Posted: October 17th, 2013
Cost and Scheduling Basic
Cost and Scheduling Basic
Since the project would take thirteen weeks, it means that Arnie and hit team would have worked for seven extra weeks. According to the contract, they have to pay $5,000 per week for the seven weeks. Consequently, he should request for a minimum of $35,000 as additional funding. The $5,000 is multiplied by the seven weeks to come up with this figure. This amount will be penalty payment for the extra time it takes the project to be complete. The total amount of money required to complete the project will be $25,000 + $35,000 = $60,000. The $25,000 is the total additional crash cost, and the $35,000 is the penalty for work extension. This means that it will cost Arnie more money to complete the project in thirteen weeks than it would have cost him were he to complete it in normal time. Even when the contract says that the customer wanted the project completed in less, Arnie knows that he needs to finish it, and this will cost his managers extra money.
There are several factors to consider before deciding whether to do an eight-week or a nine-week project. It is vital to consider physical factors involved in the project such as weather. If the weather is favorable, then the project would take shorter than expected, however, if the weather conditions are not suitable for construction then it will take longer periods to complete the project. The total cost of running a project should also be considered before deciding on whether to do an eight-week or nine-week project. Considering the contractual terms, it might take cost more to exceed the expected time. I would suggest going through the budget and ensuring that there is extra money to cover the penalty charges.

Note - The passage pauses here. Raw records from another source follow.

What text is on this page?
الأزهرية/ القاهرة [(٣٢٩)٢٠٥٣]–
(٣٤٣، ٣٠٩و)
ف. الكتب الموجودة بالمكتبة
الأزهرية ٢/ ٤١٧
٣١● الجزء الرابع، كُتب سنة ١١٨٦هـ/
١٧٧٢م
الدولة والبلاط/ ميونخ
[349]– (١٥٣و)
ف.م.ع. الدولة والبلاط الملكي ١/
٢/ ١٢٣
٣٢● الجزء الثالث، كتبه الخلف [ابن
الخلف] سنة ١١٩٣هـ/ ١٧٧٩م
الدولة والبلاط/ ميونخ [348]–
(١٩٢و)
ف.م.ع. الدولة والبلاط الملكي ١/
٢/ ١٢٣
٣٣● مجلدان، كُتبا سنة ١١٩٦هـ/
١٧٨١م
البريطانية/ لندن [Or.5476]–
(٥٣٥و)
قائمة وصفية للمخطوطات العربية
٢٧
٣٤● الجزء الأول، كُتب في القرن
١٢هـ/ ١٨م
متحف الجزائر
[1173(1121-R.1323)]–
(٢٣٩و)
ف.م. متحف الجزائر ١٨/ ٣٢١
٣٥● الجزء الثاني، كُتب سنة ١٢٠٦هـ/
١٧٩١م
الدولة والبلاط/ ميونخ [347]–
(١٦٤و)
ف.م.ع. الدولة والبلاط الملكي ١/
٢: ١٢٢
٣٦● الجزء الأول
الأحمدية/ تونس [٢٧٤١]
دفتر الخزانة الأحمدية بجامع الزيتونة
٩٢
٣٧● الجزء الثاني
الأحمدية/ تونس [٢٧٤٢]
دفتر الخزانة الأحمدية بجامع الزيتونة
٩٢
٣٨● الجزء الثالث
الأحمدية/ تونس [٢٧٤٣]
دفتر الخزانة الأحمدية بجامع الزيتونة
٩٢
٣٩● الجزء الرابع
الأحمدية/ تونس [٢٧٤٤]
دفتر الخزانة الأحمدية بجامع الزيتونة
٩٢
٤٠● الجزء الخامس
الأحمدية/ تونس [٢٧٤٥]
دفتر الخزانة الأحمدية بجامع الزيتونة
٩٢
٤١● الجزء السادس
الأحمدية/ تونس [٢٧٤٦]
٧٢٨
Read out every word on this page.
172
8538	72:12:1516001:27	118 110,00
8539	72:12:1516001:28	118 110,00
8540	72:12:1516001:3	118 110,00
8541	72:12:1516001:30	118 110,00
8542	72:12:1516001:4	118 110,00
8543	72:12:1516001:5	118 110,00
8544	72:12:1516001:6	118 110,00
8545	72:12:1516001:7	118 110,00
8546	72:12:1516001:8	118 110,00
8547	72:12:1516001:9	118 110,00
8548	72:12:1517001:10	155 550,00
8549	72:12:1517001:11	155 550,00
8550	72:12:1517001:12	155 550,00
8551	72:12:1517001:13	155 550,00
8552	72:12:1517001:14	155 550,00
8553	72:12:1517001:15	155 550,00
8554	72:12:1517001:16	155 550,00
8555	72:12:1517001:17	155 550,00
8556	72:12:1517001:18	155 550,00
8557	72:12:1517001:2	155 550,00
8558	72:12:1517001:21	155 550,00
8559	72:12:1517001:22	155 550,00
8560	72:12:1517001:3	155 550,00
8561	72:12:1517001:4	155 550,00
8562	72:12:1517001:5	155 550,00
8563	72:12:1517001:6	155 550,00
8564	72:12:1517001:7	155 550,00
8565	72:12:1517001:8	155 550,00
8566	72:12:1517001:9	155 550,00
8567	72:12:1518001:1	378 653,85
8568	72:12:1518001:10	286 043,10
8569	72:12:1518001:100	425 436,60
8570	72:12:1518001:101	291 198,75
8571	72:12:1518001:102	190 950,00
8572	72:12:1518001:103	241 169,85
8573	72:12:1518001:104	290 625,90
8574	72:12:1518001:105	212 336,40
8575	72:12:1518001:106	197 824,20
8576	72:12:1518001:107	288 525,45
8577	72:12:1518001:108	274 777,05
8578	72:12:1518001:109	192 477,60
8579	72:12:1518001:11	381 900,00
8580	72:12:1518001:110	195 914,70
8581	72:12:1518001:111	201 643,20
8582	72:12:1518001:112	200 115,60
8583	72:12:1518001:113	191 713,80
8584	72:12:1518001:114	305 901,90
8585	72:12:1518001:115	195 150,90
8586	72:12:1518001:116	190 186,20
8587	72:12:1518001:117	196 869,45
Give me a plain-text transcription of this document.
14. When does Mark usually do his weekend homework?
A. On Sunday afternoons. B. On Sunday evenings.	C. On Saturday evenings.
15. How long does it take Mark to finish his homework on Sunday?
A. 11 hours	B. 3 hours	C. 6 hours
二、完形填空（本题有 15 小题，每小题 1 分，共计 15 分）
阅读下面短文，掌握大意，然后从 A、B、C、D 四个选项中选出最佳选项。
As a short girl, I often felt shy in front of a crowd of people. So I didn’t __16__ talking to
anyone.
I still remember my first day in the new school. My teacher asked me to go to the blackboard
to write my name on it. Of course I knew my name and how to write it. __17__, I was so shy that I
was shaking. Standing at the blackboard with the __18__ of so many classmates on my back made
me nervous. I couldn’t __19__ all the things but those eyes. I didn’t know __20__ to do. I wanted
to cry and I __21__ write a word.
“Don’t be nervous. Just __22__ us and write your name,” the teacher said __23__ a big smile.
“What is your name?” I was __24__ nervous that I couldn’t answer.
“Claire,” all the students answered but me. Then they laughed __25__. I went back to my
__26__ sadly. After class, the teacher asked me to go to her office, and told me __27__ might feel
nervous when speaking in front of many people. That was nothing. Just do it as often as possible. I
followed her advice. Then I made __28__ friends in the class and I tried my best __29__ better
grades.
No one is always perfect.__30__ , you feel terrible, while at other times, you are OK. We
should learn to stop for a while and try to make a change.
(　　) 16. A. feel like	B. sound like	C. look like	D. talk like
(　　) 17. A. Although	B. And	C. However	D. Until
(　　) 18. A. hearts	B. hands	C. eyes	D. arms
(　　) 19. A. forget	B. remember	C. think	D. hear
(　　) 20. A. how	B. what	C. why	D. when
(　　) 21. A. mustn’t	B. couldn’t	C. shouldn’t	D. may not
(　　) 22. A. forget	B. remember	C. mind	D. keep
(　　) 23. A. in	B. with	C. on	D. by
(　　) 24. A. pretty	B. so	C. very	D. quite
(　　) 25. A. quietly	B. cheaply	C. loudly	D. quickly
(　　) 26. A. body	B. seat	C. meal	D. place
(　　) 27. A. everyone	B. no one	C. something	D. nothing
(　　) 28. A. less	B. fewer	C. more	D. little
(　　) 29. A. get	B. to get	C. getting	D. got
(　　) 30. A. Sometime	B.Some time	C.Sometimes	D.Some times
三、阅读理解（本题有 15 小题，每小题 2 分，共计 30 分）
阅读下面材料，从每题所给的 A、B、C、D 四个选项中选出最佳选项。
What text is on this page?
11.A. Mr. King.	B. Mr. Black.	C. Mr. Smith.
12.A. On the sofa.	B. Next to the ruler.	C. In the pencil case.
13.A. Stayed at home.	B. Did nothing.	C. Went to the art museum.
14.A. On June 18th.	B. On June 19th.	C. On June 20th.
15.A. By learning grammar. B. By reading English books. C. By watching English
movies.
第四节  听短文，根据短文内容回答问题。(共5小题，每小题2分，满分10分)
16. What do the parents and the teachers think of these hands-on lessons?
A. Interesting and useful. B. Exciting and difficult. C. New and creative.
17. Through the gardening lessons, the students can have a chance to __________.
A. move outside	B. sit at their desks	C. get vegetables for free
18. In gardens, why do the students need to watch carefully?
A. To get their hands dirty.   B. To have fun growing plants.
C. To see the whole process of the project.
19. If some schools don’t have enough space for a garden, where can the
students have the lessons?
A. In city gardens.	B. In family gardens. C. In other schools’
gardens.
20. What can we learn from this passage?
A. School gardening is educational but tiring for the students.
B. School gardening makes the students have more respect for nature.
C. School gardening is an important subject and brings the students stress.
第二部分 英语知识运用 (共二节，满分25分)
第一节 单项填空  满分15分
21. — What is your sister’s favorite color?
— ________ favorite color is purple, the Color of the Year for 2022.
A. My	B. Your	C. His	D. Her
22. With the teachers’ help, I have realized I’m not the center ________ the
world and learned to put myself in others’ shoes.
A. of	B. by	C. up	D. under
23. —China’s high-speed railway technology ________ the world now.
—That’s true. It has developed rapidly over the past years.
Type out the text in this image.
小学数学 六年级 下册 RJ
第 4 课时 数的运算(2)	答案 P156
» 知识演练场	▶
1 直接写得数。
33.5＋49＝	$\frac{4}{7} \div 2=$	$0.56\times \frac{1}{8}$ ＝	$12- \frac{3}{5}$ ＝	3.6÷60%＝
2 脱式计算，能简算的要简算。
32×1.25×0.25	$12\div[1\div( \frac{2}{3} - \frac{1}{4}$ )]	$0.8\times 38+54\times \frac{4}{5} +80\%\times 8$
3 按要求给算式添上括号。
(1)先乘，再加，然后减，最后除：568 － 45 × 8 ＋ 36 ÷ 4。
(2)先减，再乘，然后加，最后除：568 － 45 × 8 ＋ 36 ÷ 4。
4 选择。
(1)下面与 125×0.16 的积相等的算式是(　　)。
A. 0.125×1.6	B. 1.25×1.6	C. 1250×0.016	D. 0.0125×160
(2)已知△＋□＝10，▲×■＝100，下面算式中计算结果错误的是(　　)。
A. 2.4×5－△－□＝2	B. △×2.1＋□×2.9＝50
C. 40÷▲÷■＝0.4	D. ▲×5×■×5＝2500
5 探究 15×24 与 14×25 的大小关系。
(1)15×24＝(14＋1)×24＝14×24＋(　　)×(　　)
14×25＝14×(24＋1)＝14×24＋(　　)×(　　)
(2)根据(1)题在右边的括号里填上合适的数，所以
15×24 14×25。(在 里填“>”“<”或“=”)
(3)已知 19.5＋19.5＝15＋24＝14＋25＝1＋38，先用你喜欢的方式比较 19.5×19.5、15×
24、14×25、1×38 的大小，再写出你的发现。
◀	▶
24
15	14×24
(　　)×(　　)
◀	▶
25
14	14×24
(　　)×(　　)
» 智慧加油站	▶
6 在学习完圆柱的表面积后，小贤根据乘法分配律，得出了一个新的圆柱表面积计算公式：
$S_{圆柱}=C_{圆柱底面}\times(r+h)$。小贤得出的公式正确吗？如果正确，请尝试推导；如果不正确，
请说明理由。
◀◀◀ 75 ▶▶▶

Avoiding extra costs might mean seeking external help. This will cost the company extra for their services. Exceeding the time indicated in the contract comes with its advantages and disadvantages. The only advantage is that the work will be done slowly and to perfection with the required details. However, the disadvantages are more than the advantages therefore; it is paramount that careful considerations are made before taking the necessary steps when working on a project. Project management requires accurate management of procured goods and services (Humphreys, 2005). The link between suppliers and the project manager determines the pace of the project. Timely delivery of procured goods and services is vital for the project to run smoothly. This means that project managers have to ensure that they are working with reliable suppliers.
Project owners are known to change their needs and instructions especially in the middle of the projects. Project managers should consider all possible changes that might be made by the project owners especially if it is a construction project. Changes made to ongoing projects will cost both the owner and the project managers and these extra changes will determine the speed of the project completion (Newitt, 2009). Location and community opposition should be considered before deciding on the amount of time it will take to complete the project. Some communities do not support storey buildings therefore project managers and owners would have to consider completing the work earlier than expected to avoid hostility. Many project managers make mistakes when planning. These mistakes are weighty when it comes to completion and quality of the projects. Planning mistakes also lengthen the time it takes to complete projects, and when they are made by the managers, it means penalty fines have to be paid to the project owner.
Humphreys, K. K. (2005). Project and cost engineers’ handbook. Morgantown, W. VA: AACE International. Print.
Newitt, J. S. (2009). Construction scheduling: Principles and practices. Upper Saddle River, N.J: Prentice Hall. Print.